Deflation or Inflation – Is Public Credit Setting Off Contraction in Private Credit?

I want to follow up on something Marc Faber said the other day in the second clip.

He said that it is true that private credit is contracting, but it is being offset by a government credit expansion.

Let’s examine this suggestion a little more closely.

I regularly publish the total contraction of total private loans and credit:


This is, however, only a subset of the total credit picture. What is missing are things like corporate and government bonds, and probably some other non financial obligations.

The most comprehensive data on the total of pretty much ALL credit issued in the US is really the Federal Reserve’s Flow of Funds Report, in particular the subsection “Level tables”.
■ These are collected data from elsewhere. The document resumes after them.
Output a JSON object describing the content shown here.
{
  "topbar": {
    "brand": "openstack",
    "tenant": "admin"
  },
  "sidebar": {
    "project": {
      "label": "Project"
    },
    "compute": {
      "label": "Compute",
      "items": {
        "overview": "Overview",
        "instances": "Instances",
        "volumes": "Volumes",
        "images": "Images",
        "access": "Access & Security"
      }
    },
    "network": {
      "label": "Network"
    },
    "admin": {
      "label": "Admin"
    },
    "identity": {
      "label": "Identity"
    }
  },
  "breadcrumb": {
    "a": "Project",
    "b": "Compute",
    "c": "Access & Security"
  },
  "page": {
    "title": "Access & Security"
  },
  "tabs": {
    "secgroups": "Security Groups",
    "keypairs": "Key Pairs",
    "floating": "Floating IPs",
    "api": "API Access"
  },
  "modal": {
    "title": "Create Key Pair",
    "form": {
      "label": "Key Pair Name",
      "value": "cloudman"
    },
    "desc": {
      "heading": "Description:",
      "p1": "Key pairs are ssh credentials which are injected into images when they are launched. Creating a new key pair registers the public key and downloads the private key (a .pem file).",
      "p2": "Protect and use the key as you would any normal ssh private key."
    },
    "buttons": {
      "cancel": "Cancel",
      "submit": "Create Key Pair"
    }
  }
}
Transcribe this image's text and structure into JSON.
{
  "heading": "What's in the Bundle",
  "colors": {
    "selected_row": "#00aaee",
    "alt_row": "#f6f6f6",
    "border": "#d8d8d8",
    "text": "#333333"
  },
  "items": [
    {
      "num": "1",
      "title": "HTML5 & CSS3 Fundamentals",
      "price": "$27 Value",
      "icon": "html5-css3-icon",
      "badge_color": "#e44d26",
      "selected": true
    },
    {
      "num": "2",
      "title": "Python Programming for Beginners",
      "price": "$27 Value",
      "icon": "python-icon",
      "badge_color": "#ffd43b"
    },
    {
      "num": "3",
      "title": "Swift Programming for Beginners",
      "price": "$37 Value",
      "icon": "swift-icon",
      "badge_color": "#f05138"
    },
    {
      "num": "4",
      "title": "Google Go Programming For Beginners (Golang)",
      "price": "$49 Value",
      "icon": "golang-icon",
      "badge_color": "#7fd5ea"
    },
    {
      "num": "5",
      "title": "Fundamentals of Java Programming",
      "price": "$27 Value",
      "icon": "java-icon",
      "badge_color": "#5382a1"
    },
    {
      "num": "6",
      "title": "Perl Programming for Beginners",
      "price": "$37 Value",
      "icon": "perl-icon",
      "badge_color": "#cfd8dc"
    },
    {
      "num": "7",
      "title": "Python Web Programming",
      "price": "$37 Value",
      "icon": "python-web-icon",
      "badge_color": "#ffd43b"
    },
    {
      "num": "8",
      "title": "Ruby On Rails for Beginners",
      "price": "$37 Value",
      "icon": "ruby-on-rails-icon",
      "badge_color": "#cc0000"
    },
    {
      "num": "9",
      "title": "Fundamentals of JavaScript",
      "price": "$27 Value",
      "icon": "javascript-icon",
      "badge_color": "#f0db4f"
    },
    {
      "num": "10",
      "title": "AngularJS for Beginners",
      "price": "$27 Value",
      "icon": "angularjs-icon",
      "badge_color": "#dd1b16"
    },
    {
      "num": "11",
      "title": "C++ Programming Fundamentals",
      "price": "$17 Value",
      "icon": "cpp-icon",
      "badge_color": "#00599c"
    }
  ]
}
The current flow of funds report can always be accessed here and for March 11, the latest release shows us the following:


Based on these numbers we can see that total credit, when measured across all sectors, has indeed been declining throughout 2009, by roughly $466 billion, in spite of a massive ramp up in public debt.

This simply shows us the magnitude of the deflationary forces in action.

I would also add to this that we could easily double the total credit outstanding above if we included the federal government’s Medicare and Social Security obligations which nominally amount up to $43 trillion and will never be fully paid back. There is no official number to track for this since these obligations are not reported on any balance sheet and are not traded on any markets. Thus we can only assume that their present value is declining by at least the current rate of decline in the remaining credit volume (about 0.8% through 2009).

This would bring the total contraction in credit up to around $810 billion through 2009.

I’m also not sure to what extent other municipal and state pensions are covered in the flow of funds number, but I rather doubt they are included at all. A lot of those lavish union pension plans are going to have to cut back on their commitments soon, probably the next big events to shake the markets, along with commercial real estate defaults and property values declining.

And last but not least, it is rather unlikely that the current numbers are all marked to market. Government regulations across the board have ensured that banks and corporations can be rather creative in their reporting.

Either way, all this is a rather strong indication that Marc Faber’s assertion may not me correct.